Non risposi. Forse perché temevo di diventare aggressiva o forse perché, in fondo, amavo veramente l'Hotel Fortuna. Era stato l'allegra e vivace sede delle prime diciassette estati della mia vita. Avevo passato le mie estati al Lido sin da quando ne avevo memoria ma c'erano innumerevoli foto a dimostrare che lo stesso valeva per le precedenti. In tutti quegli anni, l'ultimo giorno di scuola mi era sempre parso interminabile poiché sapevo che il pomeriggio seguente sarei già stata a mollo nella piscina dell'hotel con i miei cugini o stesa al sole sulla spiaggia.

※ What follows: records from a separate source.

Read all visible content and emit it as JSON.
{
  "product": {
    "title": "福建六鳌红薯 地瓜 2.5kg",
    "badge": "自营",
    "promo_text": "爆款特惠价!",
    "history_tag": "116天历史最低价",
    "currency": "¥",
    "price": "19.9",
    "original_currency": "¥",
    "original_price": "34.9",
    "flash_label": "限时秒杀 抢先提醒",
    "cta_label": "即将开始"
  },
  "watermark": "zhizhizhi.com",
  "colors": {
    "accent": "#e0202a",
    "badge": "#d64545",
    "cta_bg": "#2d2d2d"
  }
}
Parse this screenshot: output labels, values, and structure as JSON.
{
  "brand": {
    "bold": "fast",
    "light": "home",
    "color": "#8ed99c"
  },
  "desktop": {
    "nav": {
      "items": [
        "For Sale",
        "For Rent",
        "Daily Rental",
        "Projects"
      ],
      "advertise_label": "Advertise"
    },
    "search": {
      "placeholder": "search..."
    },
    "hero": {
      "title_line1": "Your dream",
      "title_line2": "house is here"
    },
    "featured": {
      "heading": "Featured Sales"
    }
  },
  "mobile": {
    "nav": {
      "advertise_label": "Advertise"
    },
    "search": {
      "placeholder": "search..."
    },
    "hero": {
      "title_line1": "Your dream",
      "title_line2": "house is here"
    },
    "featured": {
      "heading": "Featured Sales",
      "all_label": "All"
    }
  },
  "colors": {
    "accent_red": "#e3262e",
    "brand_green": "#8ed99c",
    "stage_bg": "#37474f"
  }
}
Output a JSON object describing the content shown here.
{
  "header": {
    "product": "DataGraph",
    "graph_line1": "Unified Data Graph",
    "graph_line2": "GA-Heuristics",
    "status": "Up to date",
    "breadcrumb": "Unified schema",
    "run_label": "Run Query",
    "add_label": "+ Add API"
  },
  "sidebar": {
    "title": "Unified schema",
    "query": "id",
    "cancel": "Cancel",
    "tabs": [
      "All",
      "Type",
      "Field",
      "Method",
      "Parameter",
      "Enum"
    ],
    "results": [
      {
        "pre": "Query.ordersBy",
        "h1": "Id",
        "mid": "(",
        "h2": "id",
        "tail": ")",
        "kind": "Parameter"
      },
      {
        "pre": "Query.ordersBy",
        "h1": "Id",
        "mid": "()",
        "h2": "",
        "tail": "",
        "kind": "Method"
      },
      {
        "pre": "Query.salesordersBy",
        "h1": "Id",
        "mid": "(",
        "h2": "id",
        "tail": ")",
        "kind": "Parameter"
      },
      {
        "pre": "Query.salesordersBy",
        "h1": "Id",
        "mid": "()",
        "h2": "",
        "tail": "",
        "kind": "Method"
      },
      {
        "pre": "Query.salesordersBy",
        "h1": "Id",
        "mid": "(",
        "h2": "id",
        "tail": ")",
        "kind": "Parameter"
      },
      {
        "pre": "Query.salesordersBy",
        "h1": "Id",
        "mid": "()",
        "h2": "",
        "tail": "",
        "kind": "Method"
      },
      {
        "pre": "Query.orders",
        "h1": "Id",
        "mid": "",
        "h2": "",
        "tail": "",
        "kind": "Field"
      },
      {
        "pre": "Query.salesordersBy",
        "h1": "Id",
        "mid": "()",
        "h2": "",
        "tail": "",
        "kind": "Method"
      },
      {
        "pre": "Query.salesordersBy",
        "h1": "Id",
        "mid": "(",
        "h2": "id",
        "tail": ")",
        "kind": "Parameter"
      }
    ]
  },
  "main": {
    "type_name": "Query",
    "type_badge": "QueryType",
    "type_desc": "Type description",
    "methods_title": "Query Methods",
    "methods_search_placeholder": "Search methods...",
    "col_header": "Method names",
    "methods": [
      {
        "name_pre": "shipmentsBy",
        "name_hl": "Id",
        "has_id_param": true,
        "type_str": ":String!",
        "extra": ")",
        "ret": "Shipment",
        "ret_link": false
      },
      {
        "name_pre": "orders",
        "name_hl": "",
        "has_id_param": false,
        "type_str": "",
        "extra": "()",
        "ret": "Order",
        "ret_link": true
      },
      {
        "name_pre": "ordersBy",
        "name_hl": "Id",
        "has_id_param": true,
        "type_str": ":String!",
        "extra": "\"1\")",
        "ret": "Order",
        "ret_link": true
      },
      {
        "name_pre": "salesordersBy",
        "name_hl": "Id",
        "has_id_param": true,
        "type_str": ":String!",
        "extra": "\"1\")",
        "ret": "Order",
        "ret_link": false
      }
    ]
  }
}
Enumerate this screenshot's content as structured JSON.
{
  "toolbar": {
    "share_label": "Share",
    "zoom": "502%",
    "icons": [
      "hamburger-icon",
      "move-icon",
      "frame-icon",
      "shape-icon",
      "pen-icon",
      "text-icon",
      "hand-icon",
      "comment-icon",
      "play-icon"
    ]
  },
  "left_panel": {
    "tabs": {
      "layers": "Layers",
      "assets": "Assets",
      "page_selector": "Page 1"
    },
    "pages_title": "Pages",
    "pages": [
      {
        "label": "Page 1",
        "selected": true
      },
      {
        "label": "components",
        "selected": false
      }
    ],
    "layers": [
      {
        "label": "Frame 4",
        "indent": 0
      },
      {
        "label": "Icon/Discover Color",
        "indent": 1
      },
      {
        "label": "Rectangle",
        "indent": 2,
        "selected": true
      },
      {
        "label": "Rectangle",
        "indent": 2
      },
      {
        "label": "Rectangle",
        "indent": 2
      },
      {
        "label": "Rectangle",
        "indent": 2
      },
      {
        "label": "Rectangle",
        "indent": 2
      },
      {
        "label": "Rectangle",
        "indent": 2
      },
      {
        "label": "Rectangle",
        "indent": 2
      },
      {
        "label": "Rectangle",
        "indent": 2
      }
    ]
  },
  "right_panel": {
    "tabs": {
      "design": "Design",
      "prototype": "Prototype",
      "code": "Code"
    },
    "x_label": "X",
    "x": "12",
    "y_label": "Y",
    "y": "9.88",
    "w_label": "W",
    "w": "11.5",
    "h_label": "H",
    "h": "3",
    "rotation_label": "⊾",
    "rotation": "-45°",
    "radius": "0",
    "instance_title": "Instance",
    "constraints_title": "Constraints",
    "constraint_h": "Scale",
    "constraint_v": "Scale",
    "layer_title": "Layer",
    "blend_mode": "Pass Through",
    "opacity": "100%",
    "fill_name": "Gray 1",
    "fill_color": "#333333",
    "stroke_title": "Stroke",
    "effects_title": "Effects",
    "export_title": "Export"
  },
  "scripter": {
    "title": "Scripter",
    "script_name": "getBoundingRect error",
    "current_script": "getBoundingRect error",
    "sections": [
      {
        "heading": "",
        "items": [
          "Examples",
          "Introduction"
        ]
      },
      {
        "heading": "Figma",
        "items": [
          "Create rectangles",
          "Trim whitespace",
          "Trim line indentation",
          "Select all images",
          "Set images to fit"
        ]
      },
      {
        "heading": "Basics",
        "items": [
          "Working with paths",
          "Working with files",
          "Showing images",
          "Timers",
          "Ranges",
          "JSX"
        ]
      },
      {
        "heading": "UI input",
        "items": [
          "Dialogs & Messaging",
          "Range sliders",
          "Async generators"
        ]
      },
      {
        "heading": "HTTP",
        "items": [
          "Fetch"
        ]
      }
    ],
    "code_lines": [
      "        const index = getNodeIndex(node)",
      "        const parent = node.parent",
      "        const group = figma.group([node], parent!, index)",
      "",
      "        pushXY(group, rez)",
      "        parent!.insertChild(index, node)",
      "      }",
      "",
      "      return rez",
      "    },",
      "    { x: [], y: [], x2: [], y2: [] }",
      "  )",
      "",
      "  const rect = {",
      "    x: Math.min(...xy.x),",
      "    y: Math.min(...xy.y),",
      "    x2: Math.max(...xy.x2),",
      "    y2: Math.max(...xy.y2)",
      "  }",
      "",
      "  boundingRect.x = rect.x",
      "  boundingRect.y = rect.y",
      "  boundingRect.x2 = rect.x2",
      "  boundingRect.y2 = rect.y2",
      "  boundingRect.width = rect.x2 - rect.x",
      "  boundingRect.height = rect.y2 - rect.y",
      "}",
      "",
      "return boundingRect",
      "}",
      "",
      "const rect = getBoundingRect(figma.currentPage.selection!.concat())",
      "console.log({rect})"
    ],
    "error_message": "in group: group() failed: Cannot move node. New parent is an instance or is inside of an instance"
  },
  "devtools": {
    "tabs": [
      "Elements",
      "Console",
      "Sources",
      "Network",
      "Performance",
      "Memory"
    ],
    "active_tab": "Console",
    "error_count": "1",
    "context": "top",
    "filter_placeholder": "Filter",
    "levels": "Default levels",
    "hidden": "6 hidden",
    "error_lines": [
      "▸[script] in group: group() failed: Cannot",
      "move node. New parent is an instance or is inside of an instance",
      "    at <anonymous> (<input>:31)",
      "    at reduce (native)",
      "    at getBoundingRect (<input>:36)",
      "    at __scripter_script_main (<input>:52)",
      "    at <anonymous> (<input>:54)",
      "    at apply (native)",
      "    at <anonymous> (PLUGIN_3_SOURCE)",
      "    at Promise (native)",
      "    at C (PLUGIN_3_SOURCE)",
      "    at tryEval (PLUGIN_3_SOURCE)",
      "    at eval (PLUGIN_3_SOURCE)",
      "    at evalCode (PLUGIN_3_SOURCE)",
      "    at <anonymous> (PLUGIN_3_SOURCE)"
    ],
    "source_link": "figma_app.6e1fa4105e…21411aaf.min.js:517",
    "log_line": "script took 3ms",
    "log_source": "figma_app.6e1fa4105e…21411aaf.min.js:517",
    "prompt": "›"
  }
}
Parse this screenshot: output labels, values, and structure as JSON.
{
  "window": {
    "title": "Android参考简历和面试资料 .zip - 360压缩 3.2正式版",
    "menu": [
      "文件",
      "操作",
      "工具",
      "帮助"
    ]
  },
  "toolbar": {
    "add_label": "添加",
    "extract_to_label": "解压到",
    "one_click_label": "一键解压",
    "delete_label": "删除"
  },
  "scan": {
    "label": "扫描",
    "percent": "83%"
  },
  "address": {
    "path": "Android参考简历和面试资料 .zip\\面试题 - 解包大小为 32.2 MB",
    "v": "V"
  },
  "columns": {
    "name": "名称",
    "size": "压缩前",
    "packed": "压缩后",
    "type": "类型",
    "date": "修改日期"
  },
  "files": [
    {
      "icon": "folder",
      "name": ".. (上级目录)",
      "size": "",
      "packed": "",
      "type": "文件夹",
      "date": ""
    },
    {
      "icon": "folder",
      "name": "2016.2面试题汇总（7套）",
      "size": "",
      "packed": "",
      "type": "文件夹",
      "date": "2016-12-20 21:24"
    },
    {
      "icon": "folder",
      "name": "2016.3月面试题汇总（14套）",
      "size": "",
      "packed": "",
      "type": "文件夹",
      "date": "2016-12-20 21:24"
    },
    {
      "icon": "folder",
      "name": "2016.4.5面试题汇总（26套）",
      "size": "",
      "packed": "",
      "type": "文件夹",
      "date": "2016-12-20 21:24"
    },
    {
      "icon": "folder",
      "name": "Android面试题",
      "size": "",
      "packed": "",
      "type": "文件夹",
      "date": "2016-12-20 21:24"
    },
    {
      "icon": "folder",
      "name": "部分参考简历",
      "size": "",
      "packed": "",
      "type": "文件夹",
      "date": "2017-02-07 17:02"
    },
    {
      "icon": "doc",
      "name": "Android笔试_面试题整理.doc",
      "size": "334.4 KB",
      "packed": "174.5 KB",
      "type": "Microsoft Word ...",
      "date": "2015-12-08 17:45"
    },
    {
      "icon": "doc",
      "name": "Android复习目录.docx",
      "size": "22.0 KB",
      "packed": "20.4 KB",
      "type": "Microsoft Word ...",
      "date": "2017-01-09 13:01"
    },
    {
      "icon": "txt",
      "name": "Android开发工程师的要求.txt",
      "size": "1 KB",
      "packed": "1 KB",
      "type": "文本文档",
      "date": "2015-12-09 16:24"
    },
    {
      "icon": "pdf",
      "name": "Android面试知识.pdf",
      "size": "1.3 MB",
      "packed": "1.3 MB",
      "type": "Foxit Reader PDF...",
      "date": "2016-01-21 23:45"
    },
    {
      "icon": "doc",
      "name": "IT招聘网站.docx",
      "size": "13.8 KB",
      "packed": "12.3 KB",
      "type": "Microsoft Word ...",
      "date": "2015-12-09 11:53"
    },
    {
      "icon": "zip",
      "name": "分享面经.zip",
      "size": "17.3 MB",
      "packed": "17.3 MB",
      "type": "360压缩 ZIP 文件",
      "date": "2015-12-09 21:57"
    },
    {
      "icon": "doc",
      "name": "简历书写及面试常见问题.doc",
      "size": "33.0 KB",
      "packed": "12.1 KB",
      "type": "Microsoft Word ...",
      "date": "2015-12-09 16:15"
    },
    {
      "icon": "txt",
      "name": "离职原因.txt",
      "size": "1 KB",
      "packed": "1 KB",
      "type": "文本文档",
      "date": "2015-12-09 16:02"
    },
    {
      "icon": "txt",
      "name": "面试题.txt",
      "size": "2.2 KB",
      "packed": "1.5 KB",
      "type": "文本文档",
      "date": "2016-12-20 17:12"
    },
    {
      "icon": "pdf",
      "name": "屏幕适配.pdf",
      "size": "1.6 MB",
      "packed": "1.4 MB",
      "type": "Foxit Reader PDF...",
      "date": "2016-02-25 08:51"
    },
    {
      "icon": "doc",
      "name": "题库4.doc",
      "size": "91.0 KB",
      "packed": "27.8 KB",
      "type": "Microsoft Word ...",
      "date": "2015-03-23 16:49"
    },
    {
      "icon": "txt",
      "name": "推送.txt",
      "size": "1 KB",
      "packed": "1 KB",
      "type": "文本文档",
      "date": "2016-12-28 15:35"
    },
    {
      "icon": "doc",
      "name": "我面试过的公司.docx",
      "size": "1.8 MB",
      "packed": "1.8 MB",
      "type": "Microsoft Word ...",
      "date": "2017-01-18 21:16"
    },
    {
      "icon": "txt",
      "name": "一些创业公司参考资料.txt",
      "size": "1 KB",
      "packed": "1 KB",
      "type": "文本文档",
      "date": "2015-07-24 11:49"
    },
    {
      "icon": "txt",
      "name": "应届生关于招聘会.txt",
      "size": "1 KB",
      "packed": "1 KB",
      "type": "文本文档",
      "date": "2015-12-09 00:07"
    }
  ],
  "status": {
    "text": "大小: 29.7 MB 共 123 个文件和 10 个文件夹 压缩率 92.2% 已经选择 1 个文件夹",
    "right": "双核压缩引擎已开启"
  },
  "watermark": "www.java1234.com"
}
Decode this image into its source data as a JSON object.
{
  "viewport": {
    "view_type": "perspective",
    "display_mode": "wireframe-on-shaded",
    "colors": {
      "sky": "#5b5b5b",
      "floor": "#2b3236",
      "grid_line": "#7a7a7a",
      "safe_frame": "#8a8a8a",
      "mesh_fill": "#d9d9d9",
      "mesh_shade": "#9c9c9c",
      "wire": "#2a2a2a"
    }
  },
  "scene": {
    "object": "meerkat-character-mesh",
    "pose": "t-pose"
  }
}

Fino ai miei dodici anni, avevo viaggiato accompagnata dai miei genitori che, dopo un weekend trascorso in albergo insieme agli zii, ripartivano per poi tornare a fine agosto, quando riuscivano a combinare le loro settimane di ferie; poi avevo iniziato a viaggiare da sola, in treno.

Le mie prime sedici estati erano state talmente felici da mettere in ombra qualsiasi mia altra gioia. Al Lido mi sentivo a casa, avevo le mie abitudini, i miei rituali, i miei posti preferiti e soprattutto avevo i miei cugini. Valerio e Cristina non erano solo la mia famiglia, erano anche e soprattutto i miei migliori amici. Con loro potevo parlare di qualsiasi cosa e insieme eravamo una forza della natura (e probabilmente una bella gatta da pelare per i miei zii).

Poi però, nell'estate dei miei diciassette anni, tutto era cambiato. Io ero cambiata.

«Sono sicura che, lavorando insieme, tu e Cristina farete finalmente pace» decretò mamma inclinando la testa per guardarmi con aria quasi supplichevole. «È quello che la zia Daniela vorrebbe».

Ecco, ora la stava buttando sul sentimentalismo, che rabbia! Mia mamma era fin troppo brava con quel genere di manipolazione psicologica. Ma era troppo facile parlare di pace quando si conosceva solo una parte della storia. Quando era avvenuto il Fattaccio, lei e papà non erano ancora arrivati al Lido e quindi avevo avuto modo di rimodellare un po' la verità, di edulcorarla. Lo avevo fatto sperando di riuscire ad ingannare anche me stessa, ma non aveva funzionato.

Non mi sentivo affatto pronta a combattere i miei demoni faccia a faccia, però una parte di me sapeva che quella era un'ottima opportunità per trascorre l'estate in modo costruttivo: avrei aiutato zia Daniela e zio Angelo, avrei guadagnato qualche soldo, avrei trascorso quei mesi di fronte al mare ed avrei anche familiarizzato con il mondo del lavoro. Non potevo proprio rifiutare. Non in un periodo storico in cui la gente lotta con le unghie e con i denti per trovare un lavoro accettabile e dignitoso.

«Accetterò la proposta» dissi alla fine. «Ma non illuderti, non perdonerò Cristina».